Il secondo episodio è relativo al passato, a un mondo antico come congelato che rimane quello degli anni Quaranta, con le radio e i ferri da stiro d’epoca. Un mondo di celluloide, un film di bobine rinvenute per caso, dove si perpetua un’altra rappresentazione, molto antica come il teatro. Dove abbiamo le prove di uno spettacolo seguite dallo spettacolo stesso, dalle coreografie davvero originali, nel pieno rispetto dello straniamento brechtiano, con i personaggi disposti come in un gioco di carte su un tavolo in scene che tendono a ridursi in una prospettiva bidimensionale, come del resto fa il cinema in cui la tridimensionalità è solo un’illusione sullo schermo. Una bidimensionalità che coincide, in alcuni di questi spettacoli, con l’orizzontalità della sepoltura in una bara. Sono come teatri di burattini che non vedranno mai l’esterno, il cielo e le nuvole presenti solo in scenografie. Come se anelassero a un’uscita che potrebbe configurarsi come quella di THX di L’uomo che fuggì dal futuro o quello delle due marionette gettate via in Che cosa sono le nuvole?. Sarà poi un’uscita sempre teatrale con un gabbiano imbalsamato, riferimento, come spesso in Fedorčenko, al testo di Čechov. Anche in questo segmento, più limitatamente, vengono esibiti i dispositivi di ripresa, che sono ovviamente, delle vetuste ‘cineprese’, ma anche le macchine fotografiche. Alla fine, verranno svelate le due mdp e i relativi operatori, ringraziati e applauditi, che si riprendono a vicenda con lo stesso meccanismo del primo episodio. Entrambi gli episodi richiamano a cinema o letteratura di genere o ai classici miti del mistero. Il primo al triangolo delle Bermude e alle sparizioni misteriose di navi e aerei, il secondo ai miti dei continenti perduti o delle terre dimenticate dal tempo, ma è evidente anche la derivazione da Underground di Emir Kusturica.

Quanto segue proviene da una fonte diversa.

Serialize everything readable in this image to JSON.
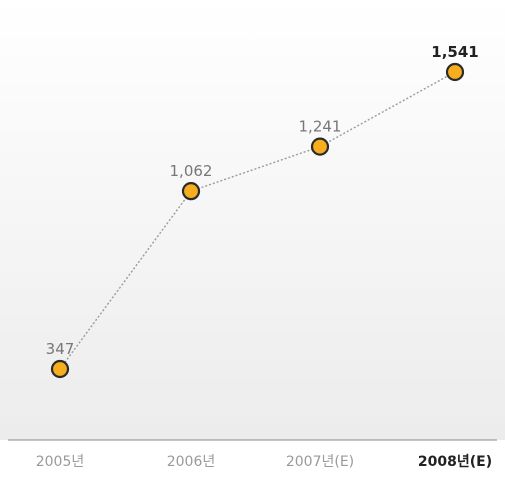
{
  "chart_data": {
    "type": "line",
    "categories": [
      "2005년",
      "2006년",
      "2007년(E)",
      "2008년(E)"
    ],
    "values": [
      347,
      1062,
      1241,
      1541
    ],
    "value_labels": [
      "347",
      "1,062",
      "1,241",
      "1,541"
    ],
    "highlight_index": 3,
    "xlabel": "",
    "ylabel": "",
    "title": "",
    "grid": false,
    "legend": "none"
  },
  "colors": {
    "marker_fill": "#F6AE1E",
    "marker_stroke": "#2b2b2b",
    "line": "#9a9a9a",
    "axis": "#8a8a8a",
    "bg_top": "#ffffff",
    "bg_bottom": "#ececec"
  }
}
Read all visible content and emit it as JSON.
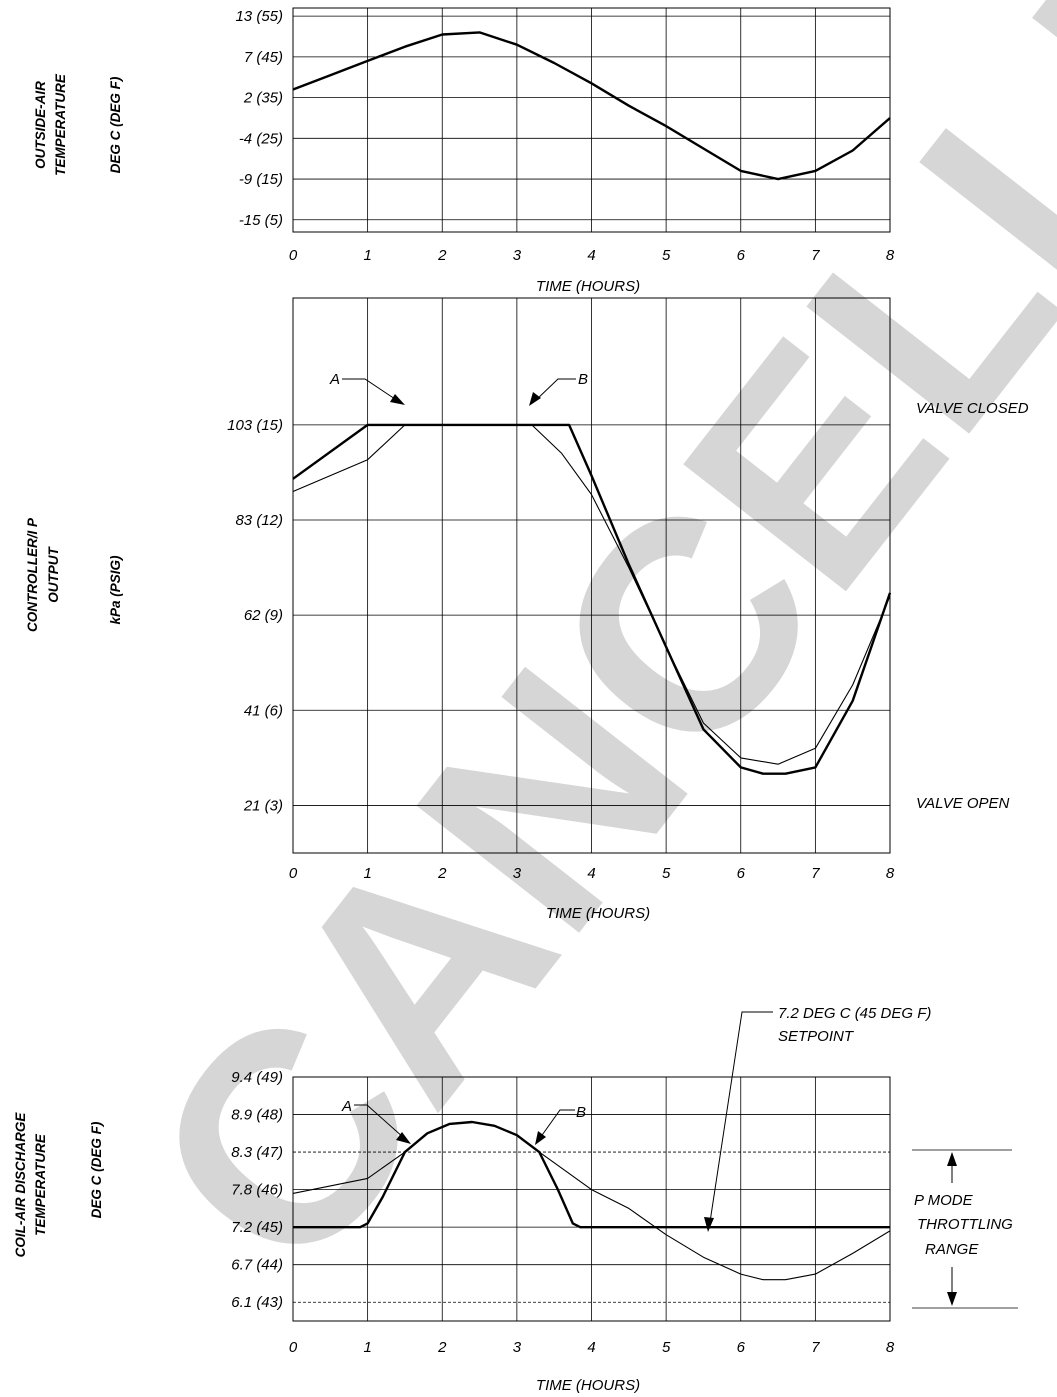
{
  "watermark": "CANCELLED",
  "chart_data": [
    {
      "type": "line",
      "ylabel_lines": [
        "OUTSIDE-AIR",
        "TEMPERATURE"
      ],
      "yunit": "DEG C (DEG F)",
      "xlabel": "TIME (HOURS)",
      "x_ticks": [
        "0",
        "1",
        "2",
        "3",
        "4",
        "5",
        "6",
        "7",
        "8"
      ],
      "y_ticks": [
        "13 (55)",
        "7 (45)",
        "2 (35)",
        "-4 (25)",
        "-9 (15)",
        "-15 (5)"
      ],
      "xlim": [
        0,
        8
      ],
      "ylim": [
        2,
        57
      ],
      "series": [
        {
          "style": "thick",
          "x": [
            0,
            0.5,
            1,
            1.5,
            2,
            2.5,
            3,
            3.5,
            4,
            4.5,
            5,
            5.5,
            6,
            6.5,
            7,
            7.5,
            8
          ],
          "y": [
            37,
            40.5,
            44,
            47.5,
            50.5,
            51,
            48,
            43.5,
            38.5,
            33,
            28,
            22.5,
            17,
            15,
            17,
            22,
            30
          ]
        }
      ]
    },
    {
      "type": "line",
      "ylabel_lines": [
        "CONTROLLER/I P",
        "OUTPUT"
      ],
      "yunit": "kPa (PSIG)",
      "xlabel": "TIME (HOURS)",
      "x_ticks": [
        "0",
        "1",
        "2",
        "3",
        "4",
        "5",
        "6",
        "7",
        "8"
      ],
      "y_ticks": [
        "103 (15)",
        "83 (12)",
        "62 (9)",
        "41 (6)",
        "21 (3)"
      ],
      "xlim": [
        0,
        8
      ],
      "ylim": [
        1.5,
        19
      ],
      "right_labels": [
        "VALVE CLOSED",
        "VALVE OPEN"
      ],
      "annotations": [
        "A",
        "B"
      ],
      "series": [
        {
          "style": "thick",
          "x": [
            0,
            1,
            1.5,
            2,
            2.5,
            3,
            3.5,
            3.7,
            4,
            4.5,
            5,
            5.5,
            6,
            6.3,
            6.6,
            7,
            7.5,
            8
          ],
          "y": [
            13.3,
            15,
            15,
            15,
            15,
            15,
            15,
            15,
            13.4,
            10.6,
            8,
            5.4,
            4.2,
            4.0,
            4.0,
            4.2,
            6.3,
            9.7
          ]
        },
        {
          "style": "thin",
          "x": [
            0,
            1,
            1.5,
            2,
            2.5,
            3,
            3.2,
            3.6,
            4,
            4.5,
            5,
            5.5,
            6,
            6.5,
            7,
            7.5,
            8
          ],
          "y": [
            12.9,
            13.9,
            15,
            15,
            15,
            15,
            15,
            14.1,
            12.8,
            10.5,
            8,
            5.6,
            4.5,
            4.3,
            4.8,
            6.8,
            9.6
          ]
        }
      ]
    },
    {
      "type": "line",
      "ylabel_lines": [
        "COIL-AIR DISCHARGE",
        "TEMPERATURE"
      ],
      "yunit": "DEG C (DEG F)",
      "xlabel": "TIME (HOURS)",
      "x_ticks": [
        "0",
        "1",
        "2",
        "3",
        "4",
        "5",
        "6",
        "7",
        "8"
      ],
      "y_ticks": [
        "9.4 (49)",
        "8.9 (48)",
        "8.3 (47)",
        "7.8 (46)",
        "7.2 (45)",
        "6.7 (44)",
        "6.1 (43)"
      ],
      "xlim": [
        0,
        8
      ],
      "ylim": [
        42.5,
        49
      ],
      "annotations": [
        "A",
        "B"
      ],
      "setpoint_label_lines": [
        "7.2 DEG C (45 DEG F)",
        "SETPOINT"
      ],
      "range_label_lines": [
        "P MODE",
        "THROTTLING",
        "RANGE"
      ],
      "series": [
        {
          "style": "thick",
          "x": [
            0,
            0.9,
            1.0,
            1.2,
            1.5,
            1.8,
            2.1,
            2.4,
            2.7,
            3.0,
            3.3,
            3.55,
            3.75,
            3.85,
            5,
            8
          ],
          "y": [
            45,
            45,
            45.1,
            45.8,
            47.0,
            47.5,
            47.75,
            47.8,
            47.7,
            47.45,
            47.0,
            46.0,
            45.1,
            45.0,
            45.0,
            45.0
          ]
        },
        {
          "style": "thin",
          "x": [
            0,
            1,
            1.5,
            1.8,
            2.1,
            2.4,
            2.7,
            3.0,
            3.3,
            4,
            4.5,
            5,
            5.5,
            6,
            6.3,
            6.6,
            7,
            7.5,
            8
          ],
          "y": [
            45.9,
            46.3,
            47.0,
            47.5,
            47.75,
            47.8,
            47.7,
            47.45,
            47.0,
            46.0,
            45.5,
            44.8,
            44.2,
            43.75,
            43.6,
            43.6,
            43.75,
            44.3,
            44.9
          ]
        }
      ]
    }
  ]
}
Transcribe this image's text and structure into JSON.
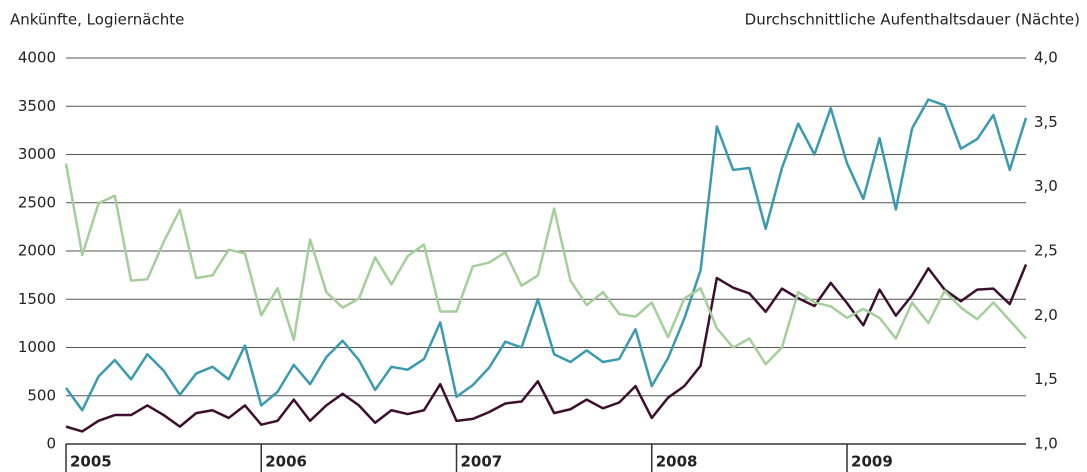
{
  "chart_data": {
    "type": "line",
    "y_label": "Ankünfte, Logiernächte",
    "y2_label": "Durchschnittliche Aufenthaltsdauer (Nächte)",
    "categories": [
      "2005",
      null,
      null,
      null,
      null,
      null,
      null,
      null,
      null,
      null,
      null,
      null,
      "2006",
      null,
      null,
      null,
      null,
      null,
      null,
      null,
      null,
      null,
      null,
      null,
      "2007",
      null,
      null,
      null,
      null,
      null,
      null,
      null,
      null,
      null,
      null,
      null,
      "2008",
      null,
      null,
      null,
      null,
      null,
      null,
      null,
      null,
      null,
      null,
      null,
      "2009",
      null,
      null,
      null,
      null,
      null,
      null,
      null,
      null,
      null,
      null,
      null
    ],
    "ylim": [
      0,
      4000
    ],
    "yticks": [
      0,
      500,
      1000,
      1500,
      2000,
      2500,
      3000,
      3500,
      4000
    ],
    "y2lim": [
      1,
      4
    ],
    "y2ticks": [
      {
        "value": 1,
        "label": "1,0"
      },
      {
        "value": 1.5,
        "label": "1,5"
      },
      {
        "value": 2,
        "label": "2,0"
      },
      {
        "value": 2.5,
        "label": "2,5"
      },
      {
        "value": 3,
        "label": "3,0"
      },
      {
        "value": 3.5,
        "label": "3,5"
      },
      {
        "value": 4,
        "label": "4,0"
      }
    ],
    "grid": true,
    "series": [
      {
        "color": "#3a9ab0",
        "values": [
          580,
          350,
          700,
          870,
          670,
          930,
          760,
          510,
          730,
          800,
          670,
          1020,
          400,
          540,
          820,
          620,
          900,
          1070,
          870,
          560,
          800,
          770,
          880,
          1260,
          490,
          610,
          790,
          1060,
          1000,
          1500,
          930,
          850,
          970,
          850,
          880,
          1190,
          600,
          890,
          1300,
          1800,
          3290,
          2840,
          2860,
          2230,
          2860,
          3320,
          3000,
          3480,
          2910,
          2540,
          3170,
          2430,
          3270,
          3570,
          3510,
          3060,
          3160,
          3410,
          2840,
          3380
        ]
      },
      {
        "color": "#3d0f2e",
        "values": [
          180,
          130,
          240,
          300,
          300,
          400,
          300,
          180,
          320,
          350,
          270,
          400,
          200,
          240,
          460,
          240,
          400,
          520,
          400,
          220,
          350,
          310,
          350,
          620,
          240,
          260,
          330,
          420,
          440,
          650,
          320,
          360,
          460,
          370,
          430,
          600,
          270,
          480,
          600,
          810,
          1720,
          1620,
          1560,
          1370,
          1610,
          1510,
          1430,
          1670,
          1460,
          1230,
          1600,
          1330,
          1540,
          1820,
          1600,
          1480,
          1600,
          1610,
          1450,
          1860
        ]
      },
      {
        "color": "#a4cf9a",
        "axis": "y2",
        "values": [
          3.18,
          2.47,
          2.87,
          2.93,
          2.27,
          2.28,
          2.57,
          2.82,
          2.29,
          2.31,
          2.51,
          2.48,
          2.0,
          2.21,
          1.81,
          2.59,
          2.18,
          2.06,
          2.13,
          2.45,
          2.24,
          2.46,
          2.55,
          2.03,
          2.03,
          2.38,
          2.41,
          2.49,
          2.23,
          2.31,
          2.83,
          2.27,
          2.08,
          2.18,
          2.01,
          1.99,
          2.1,
          1.83,
          2.13,
          2.21,
          1.9,
          1.75,
          1.82,
          1.62,
          1.75,
          2.18,
          2.1,
          2.07,
          1.98,
          2.05,
          1.98,
          1.82,
          2.1,
          1.94,
          2.19,
          2.06,
          1.97,
          2.1,
          1.96,
          1.82
        ]
      }
    ]
  }
}
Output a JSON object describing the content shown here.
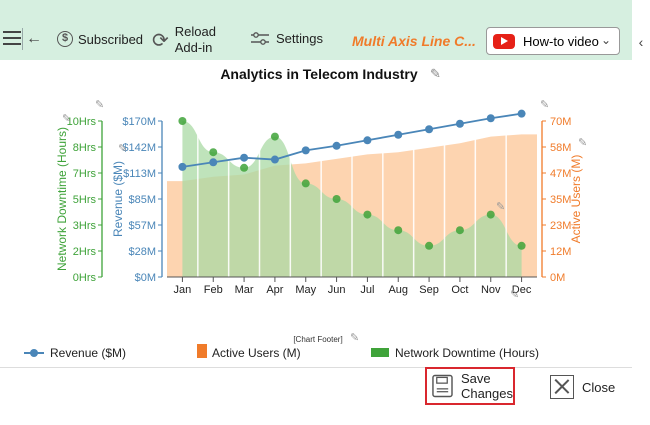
{
  "toolbar": {
    "subscribed_label": "Subscribed",
    "reload_label_1": "Reload",
    "reload_label_2": "Add-in",
    "settings_label": "Settings",
    "title_chip": "Multi Axis Line C...",
    "howto_label": "How-to video"
  },
  "footer": {
    "save_label_1": "Save",
    "save_label_2": "Changes",
    "close_label": "Close"
  },
  "colors": {
    "revenue": "#4a86b8",
    "active_users": "#f07b2a",
    "downtime": "#3fa33a",
    "area_users": "#fdd4b0",
    "area_downtime": "#a9d9a4",
    "accent_red": "#d9272e"
  },
  "chart_data": {
    "type": "line",
    "title": "Analytics in Telecom Industry",
    "footer": "[Chart Footer]",
    "categories": [
      "Jan",
      "Feb",
      "Mar",
      "Apr",
      "May",
      "Jun",
      "Jul",
      "Aug",
      "Sep",
      "Oct",
      "Nov",
      "Dec"
    ],
    "axes": {
      "downtime": {
        "label": "Network Downtime (Hours)",
        "ticks": [
          "0Hrs",
          "2Hrs",
          "3Hrs",
          "5Hrs",
          "7Hrs",
          "8Hrs",
          "10Hrs"
        ],
        "ylim": [
          0,
          10
        ],
        "position": "left-outer"
      },
      "revenue": {
        "label": "Revenue ($M)",
        "ticks": [
          "$0M",
          "$28M",
          "$57M",
          "$85M",
          "$113M",
          "$142M",
          "$170M"
        ],
        "ylim": [
          0,
          170
        ],
        "position": "left-inner"
      },
      "users": {
        "label": "Active Users (M)",
        "ticks": [
          "0M",
          "12M",
          "23M",
          "35M",
          "47M",
          "58M",
          "70M"
        ],
        "ylim": [
          0,
          70
        ],
        "position": "right"
      }
    },
    "series": [
      {
        "name": "Revenue ($M)",
        "axis": "revenue",
        "style": "line",
        "values": [
          120,
          125,
          130,
          128,
          138,
          143,
          149,
          155,
          161,
          167,
          173,
          178
        ]
      },
      {
        "name": "Active Users (M)",
        "axis": "users",
        "style": "area",
        "values": [
          43,
          45,
          46,
          50,
          51,
          53,
          55,
          56,
          58,
          60,
          63,
          64
        ]
      },
      {
        "name": "Network Downtime (Hours)",
        "axis": "downtime",
        "style": "area",
        "values": [
          10,
          8,
          7,
          9,
          6,
          5,
          4,
          3,
          2,
          3,
          4,
          2
        ]
      }
    ],
    "legend_placement": "bottom"
  }
}
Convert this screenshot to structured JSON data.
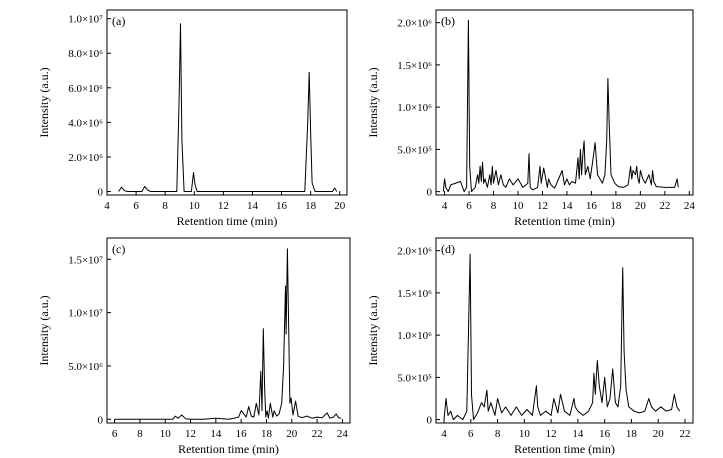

Tutto fa parte di matriosche della finzione, come si è detto. C’è la matriosca della scuola di cinema, quella superiore dell’insegnante con il regista, che inglobano quelle delle storie a loro volta piene di piccole matriosche. Quella più grande di tutte, quella più esterna, è quella della nave che solca le acque ghiacciate antartiche, tra iceberg e pinguini, dove viaggia Fedorčenko stesso, alla ricerca di quella Nuova Berlino sotterranea. Ricerca attivata dalla scoperta di quelle bobine. Oggi passaggio di livello relega un ruolo di finzione maggiore a quello precedente. Il regista torna a esplorare il genere del mockumentary, che già aveva visitato con First on the Moon, che viene citato in quella battuta del pittore, che si tinge i baffetti alla Hitler, che vorrebbe mandare tutti i loro bambini sulla Luna. Si può incrociare quella frase dell’archivista russo di quel film: «Tutto ciò che è successo dovrebbe essere stato filmato. E se è stato filmato allora è successo» con la frase dell’insegnante di cinema di cui sopra. Due concezioni del cinema agli antipodi, come registrazione e come arte, ma, in fondo, la seconda può tranquillamente inglobare la prima. In New Berlin i mockumentary sono due: il primo combacia con l’intero primo film interno, il secondo con il solo prologo del secondo film, quello relativo al recupero delle bobine. I ritrovamenti ‘fortuiti’ di footage, finti, rappresentano un topos del mockumentary, come in Forgotten Silver o in Amore tra le rovine di Massimo Alì Mohammad. I mockumentary possono essere visti come una forma di presa in giro dello spettatore ma, alla luce dell’assunto in base al quale nemmeno i documentari sono realtà, mentre pretendono di esserlo, allora forse sono più onesti i primi dei secondi. E in New Berlin c’è spazio anche, come matriosca piccolissima, per una narrazione folle, da mockumentary, quella del pazzo elettricista del museo convinto che Che Guevara fosse di origine ebraica-russa così come i nativi sudamericani siano imparentati con gli ebrei, come risulterebbe da un’analisi scientifica di comparazione dei rispettivi linguaggi.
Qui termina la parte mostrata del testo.